Ficou intrigado por algum momento. Mas logo pensou que algum peixe devia ter vindo e comido o inseto.

Ao sair da água e começar a caminhar em terra, ele voltou a pôr o chapéu. Foi quando ouviu sob ele aquele som do voo desesperado libélula. Ouviu aquele bater de asas e o som dos choques dentro do chapéu.

Então, tirou rapidamente o chapéu e deu uma olhada, mas não viu nada.

Olhou intrigado ao redor e para o céu, mas também não viu nada voando.

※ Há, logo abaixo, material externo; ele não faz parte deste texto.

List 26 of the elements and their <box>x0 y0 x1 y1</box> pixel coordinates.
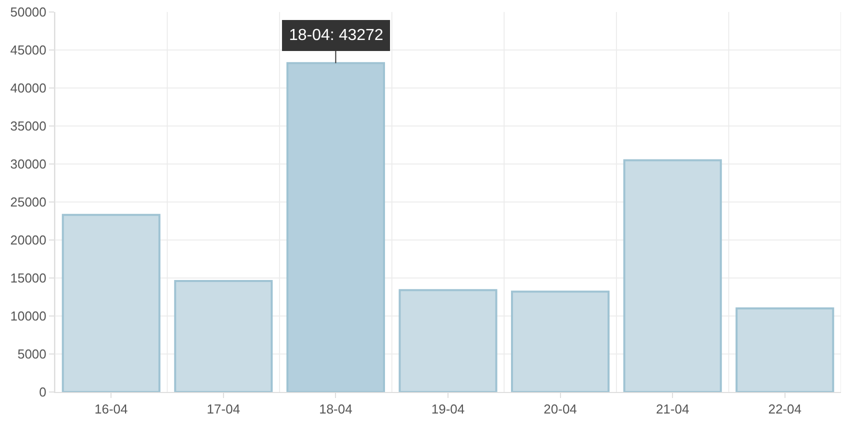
x-tick-label: 21-04 <box>656 402 690 417</box>
bar <box>736 307 834 392</box>
y-tick-label: 40000 <box>10 80 46 96</box>
y-tick-label: 45000 <box>10 42 46 58</box>
x-tick-label: 22-04 <box>768 402 802 417</box>
x-tick-label: 17-04 <box>206 402 240 417</box>
x-tick-label: 18-04 <box>319 402 352 417</box>
bar <box>398 289 498 392</box>
y-tick-label: 5000 <box>17 346 46 362</box>
x-tick-label: 19-04 <box>431 402 465 417</box>
y-tick-label: 50000 <box>10 4 46 20</box>
annotation: 18-04: 43272 <box>289 27 384 44</box>
x-tick-label: 20-04 <box>544 402 577 417</box>
y-tick-label: 20000 <box>10 232 46 248</box>
bar <box>62 214 160 392</box>
bar <box>623 159 722 392</box>
y-tick-label: 25000 <box>10 194 46 210</box>
y-tick-label: 0 <box>39 384 46 400</box>
bar <box>174 280 273 392</box>
bar <box>286 62 385 392</box>
y-tick-label: 35000 <box>10 118 46 134</box>
y-tick-label: 10000 <box>10 308 46 324</box>
y-tick-label: 15000 <box>10 270 46 286</box>
y-tick-label: 30000 <box>10 156 46 172</box>
x-tick-label: 16-04 <box>94 402 128 417</box>
bar <box>511 290 610 392</box>
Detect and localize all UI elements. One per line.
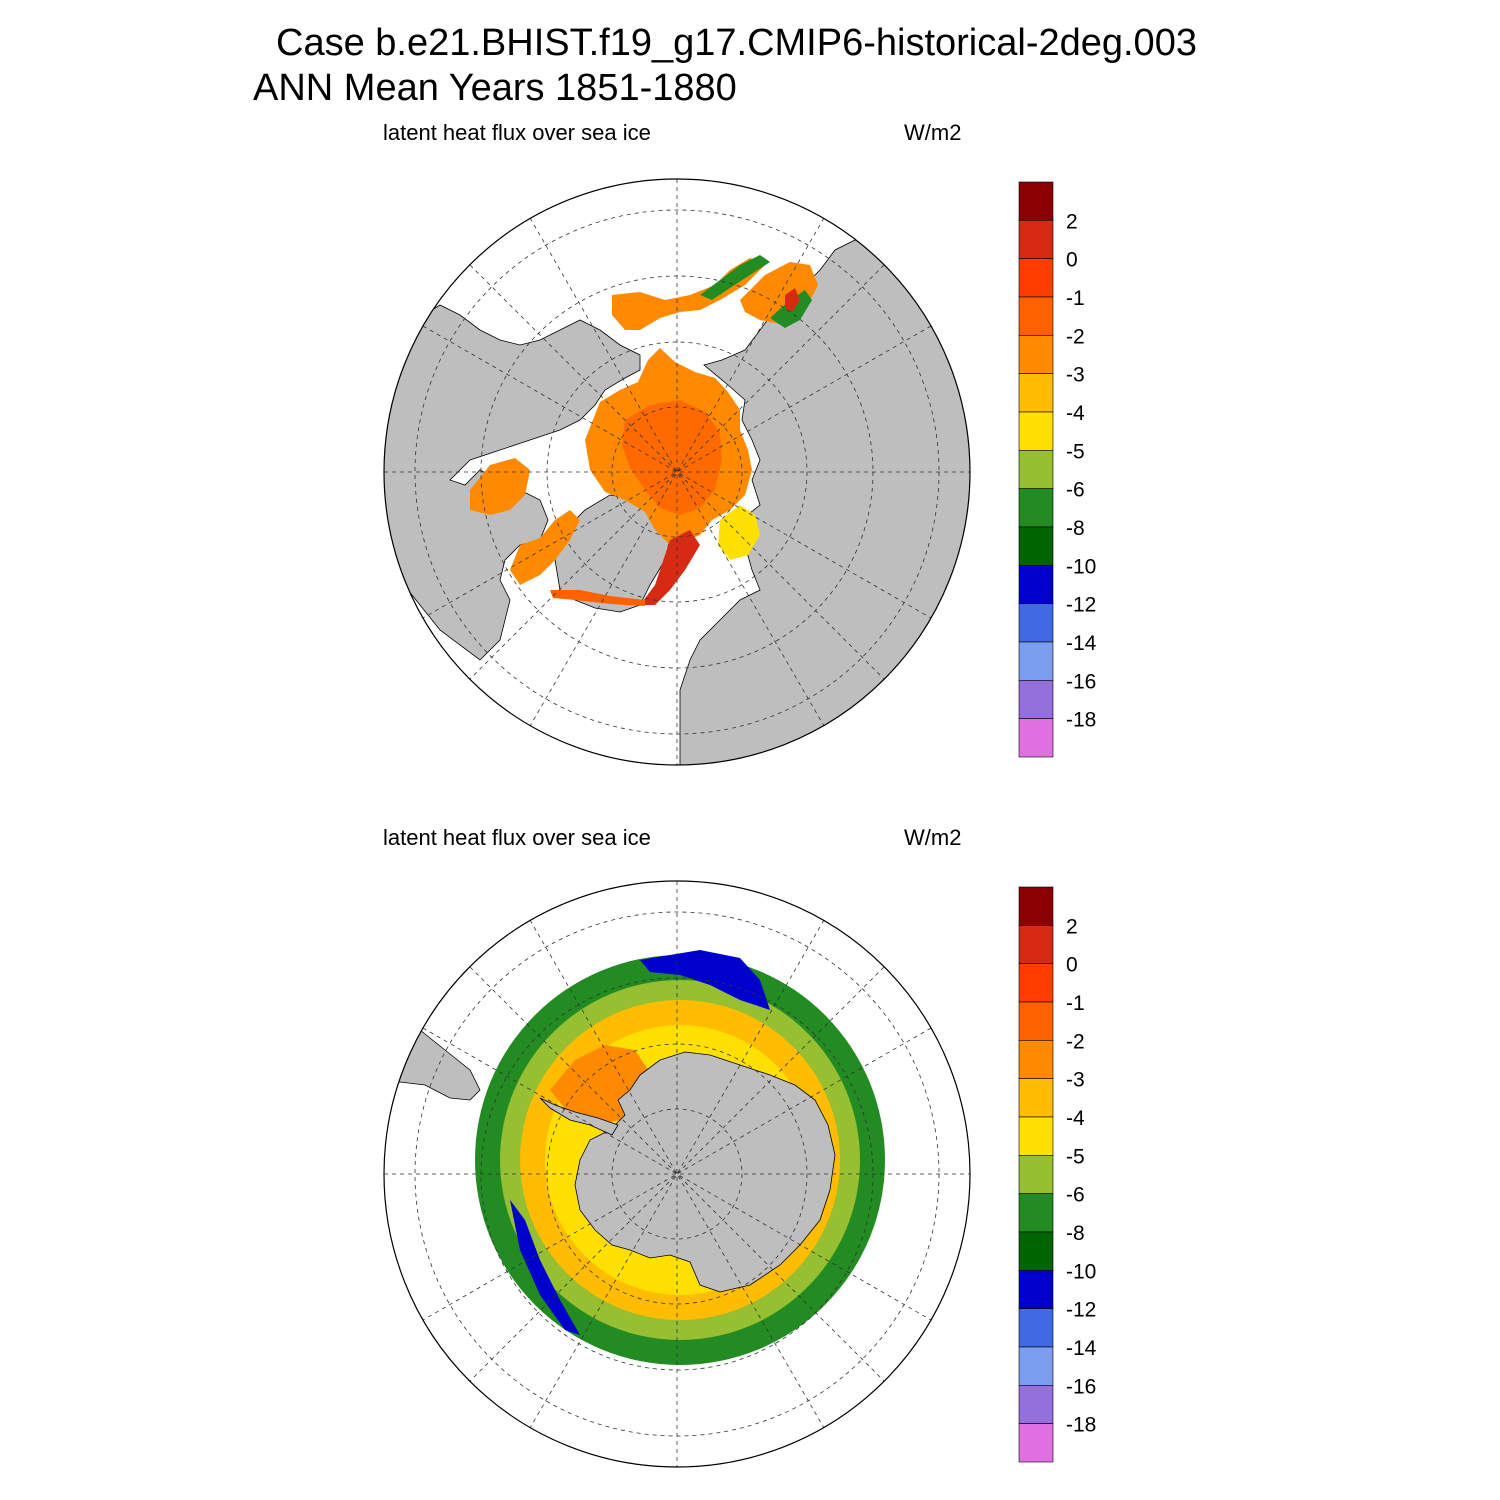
okhotsk-hotspot <box>785 288 800 312</box>
labrador-ice <box>550 590 645 606</box>
arctic-polar-map <box>383 178 971 766</box>
north-graticule <box>384 179 970 765</box>
antarctic-peninsula-land <box>539 1097 619 1136</box>
east-greenland-ice <box>640 530 700 605</box>
south-colorbar-label-9: -10 <box>1066 1260 1096 1283</box>
north-colorbar-label-3: -2 <box>1066 325 1085 348</box>
south-colorbar-box-2 <box>1018 963 1054 1003</box>
north-colorbar-label-13: -18 <box>1066 709 1096 732</box>
south-colorbar-box-8 <box>1018 1193 1054 1233</box>
pacific-blue-patch <box>510 1200 580 1335</box>
north-colorbar-box-10 <box>1018 565 1054 604</box>
weddell-blue-patch <box>640 950 770 1010</box>
panel2-left-label: latent heat flux over sea ice <box>383 825 651 850</box>
north-colorbar-box-0 <box>1018 181 1054 221</box>
south-colorbar-box-1 <box>1018 925 1054 964</box>
north-colorbar-label-5: -4 <box>1066 402 1085 425</box>
south-colorbar-box-10 <box>1018 1270 1054 1309</box>
south-colorbar-label-6: -5 <box>1066 1145 1085 1168</box>
antarctic-polar-map <box>383 880 971 1468</box>
north-colorbar-label-0: 2 <box>1066 210 1078 233</box>
south-graticule <box>384 881 970 1467</box>
north-colorbar-box-3 <box>1018 296 1054 336</box>
south-colorbar-box-9 <box>1018 1231 1054 1271</box>
north-colorbar-label-10: -12 <box>1066 594 1096 617</box>
baffin-bay-ice <box>510 510 580 585</box>
north-colorbar-label-1: 0 <box>1066 249 1078 272</box>
south-colorbar-label-7: -6 <box>1066 1184 1085 1207</box>
south-colorbar-box-0 <box>1018 886 1054 926</box>
south-colorbar-label-2: -1 <box>1066 992 1085 1015</box>
north-colorbar-label-11: -14 <box>1066 632 1097 655</box>
north-colorbar-label-8: -8 <box>1066 517 1085 540</box>
south-colorbar-box-14 <box>1018 1423 1054 1463</box>
north-colorbar-box-8 <box>1018 488 1054 528</box>
south-colorbar-box-12 <box>1018 1346 1054 1386</box>
north-colorbar-box-14 <box>1018 718 1054 758</box>
south-colorbar-label-10: -12 <box>1066 1299 1096 1322</box>
north-colorbar-label-4: -3 <box>1066 364 1085 387</box>
south-colorbar-label-5: -4 <box>1066 1107 1085 1130</box>
panel1-units-label: W/m2 <box>904 120 962 145</box>
north-colorbar-box-11 <box>1018 603 1054 643</box>
south-map-border <box>383 880 971 1468</box>
north-colorbar-box-12 <box>1018 641 1054 681</box>
south-colorbar-label-4: -3 <box>1066 1069 1085 1092</box>
colorbar-south: 2 0 -1 -2 -3 -4 -5 -6 -8 -10 -12 -14 -16 -18 <box>1018 886 1097 1463</box>
north-map-border <box>383 178 971 766</box>
colorbar-north: 2 0 -1 -2 -3 -4 -5 -6 -8 -10 -12 -14 -16 -18 <box>1018 181 1097 758</box>
north-america-land <box>384 304 641 661</box>
south-colorbar-box-7 <box>1018 1155 1054 1194</box>
north-colorbar-label-6: -5 <box>1066 440 1085 463</box>
bering-edge-green <box>700 255 770 300</box>
south-colorbar-box-4 <box>1018 1040 1054 1079</box>
north-colorbar-label-2: -1 <box>1066 287 1085 310</box>
south-colorbar-box-6 <box>1018 1116 1054 1156</box>
north-colorbar-box-5 <box>1018 373 1054 413</box>
north-colorbar-box-2 <box>1018 258 1054 298</box>
south-colorbar-label-3: -2 <box>1066 1030 1085 1053</box>
figure-title-line1: Case b.e21.BHIST.f19_g17.CMIP6-historica… <box>276 22 1197 64</box>
north-colorbar-box-9 <box>1018 526 1054 566</box>
south-colorbar-label-0: 2 <box>1066 915 1078 938</box>
arctic-central-ice <box>622 400 722 515</box>
north-colorbar-label-12: -16 <box>1066 670 1096 693</box>
south-colorbar-box-3 <box>1018 1001 1054 1041</box>
south-colorbar-label-12: -16 <box>1066 1375 1096 1398</box>
figure-title-line2: ANN Mean Years 1851-1880 <box>253 67 737 109</box>
barents-sea-ice <box>718 505 760 560</box>
north-colorbar-box-6 <box>1018 411 1054 451</box>
south-colorbar-label-11: -14 <box>1066 1337 1097 1360</box>
north-colorbar-label-7: -6 <box>1066 479 1085 502</box>
south-colorbar-box-5 <box>1018 1078 1054 1118</box>
south-colorbar-label-1: 0 <box>1066 954 1078 977</box>
north-colorbar-label-9: -10 <box>1066 555 1096 578</box>
north-colorbar-box-4 <box>1018 335 1054 374</box>
north-colorbar-box-13 <box>1018 680 1054 719</box>
south-colorbar-label-13: -18 <box>1066 1414 1096 1437</box>
panel1-left-label: latent heat flux over sea ice <box>383 120 651 145</box>
south-colorbar-label-8: -8 <box>1066 1222 1085 1245</box>
panel2-units-label: W/m2 <box>904 825 962 850</box>
north-colorbar-box-7 <box>1018 450 1054 489</box>
north-colorbar-box-1 <box>1018 220 1054 259</box>
south-colorbar-box-11 <box>1018 1308 1054 1348</box>
south-colorbar-box-13 <box>1018 1385 1054 1424</box>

Aguardou um pouco, se convenceu que aquilo não tinha sido nada, colocou o chapéu novamente, e começou a caminhar.

Mas aconteceu de novo. E dessa vez aquele som veio forte. Quase assustador. Parecia dentro de sua cabeça aquele bater desesperado de asas e corpo contra o chapéu.

Ele, assustado, tirou o chapéu novamente. Olhou dentro dele, chegou a dar tapas na cabeça calva, como se tentasse espantar algum bicho que pousara nela. Mas não havia nada.

Aquela coisa acabou se repetindo sempre que punha o chapéu. E era cada vez pior. Chegou a ter a sensação que a libélula entrava na sua cabeça.

Foi assim que, a partir daquele dia, ele parou de usar chapéu. Ele, que tinha a pele bem clara e era calvo, chegou a um ponto em que não punha mais nada na cabeça. Qualquer coisa que colocava na cabeça o fazia começar a ouvir aquele terrível barulho na cabeça.

Porém, tomando sol todos os dias, a sua cabeça começou a ficar manchada, e com o tempo uma mancha circular no topo dela começou a se destacar. No início era uma mancha preta e lisa, mas depois a pele começou a ficar enrugada e estranha, até que a mancha ficou parecida com um grande furo no meio do topo da cabeça.

Sem a aba para protegê-la, a pele branca da face começou a ficar rosada e muito sensível ao sol, além de facilmente se ressecar. Com o tempo, estranhamente, isso se estendeu por todo corpo e ele passou a ter que ficar sempre se molhando numa banheira que construíra na sua casa. Casa onde ele passou a viver isolado, evitando todo tipo de contato com pessoas e com o sol.

Depois de algum tempo, ele passou a sair somente nas noites de lua cheia, pois a luz da lua não lhe fazia mal e lhe permitia se guiar no campo. E nessas noites, descobriu que podia colocar o chapéu. Algo na luz da lua cheia devia alterar o espírito da libélula. Viu, também, que sob a luz noturna, a sua pele rosada aparentava um tom moreno incomum. Sentiu até que estava bem para ir até o centro da cidade.

Assim, nas noites de lua cheia, ele saía com o chapéu escondendo o que parecia um furo na sua cabeça. Ele aparecia nos eventos. Ele era sedutor e tinha pele misteriosamente morena.

Para ele, aqueles eventos se tornavam como um espelho d’água, onde as meninas eram as libélulas, e as almas delas, o seu chapéu.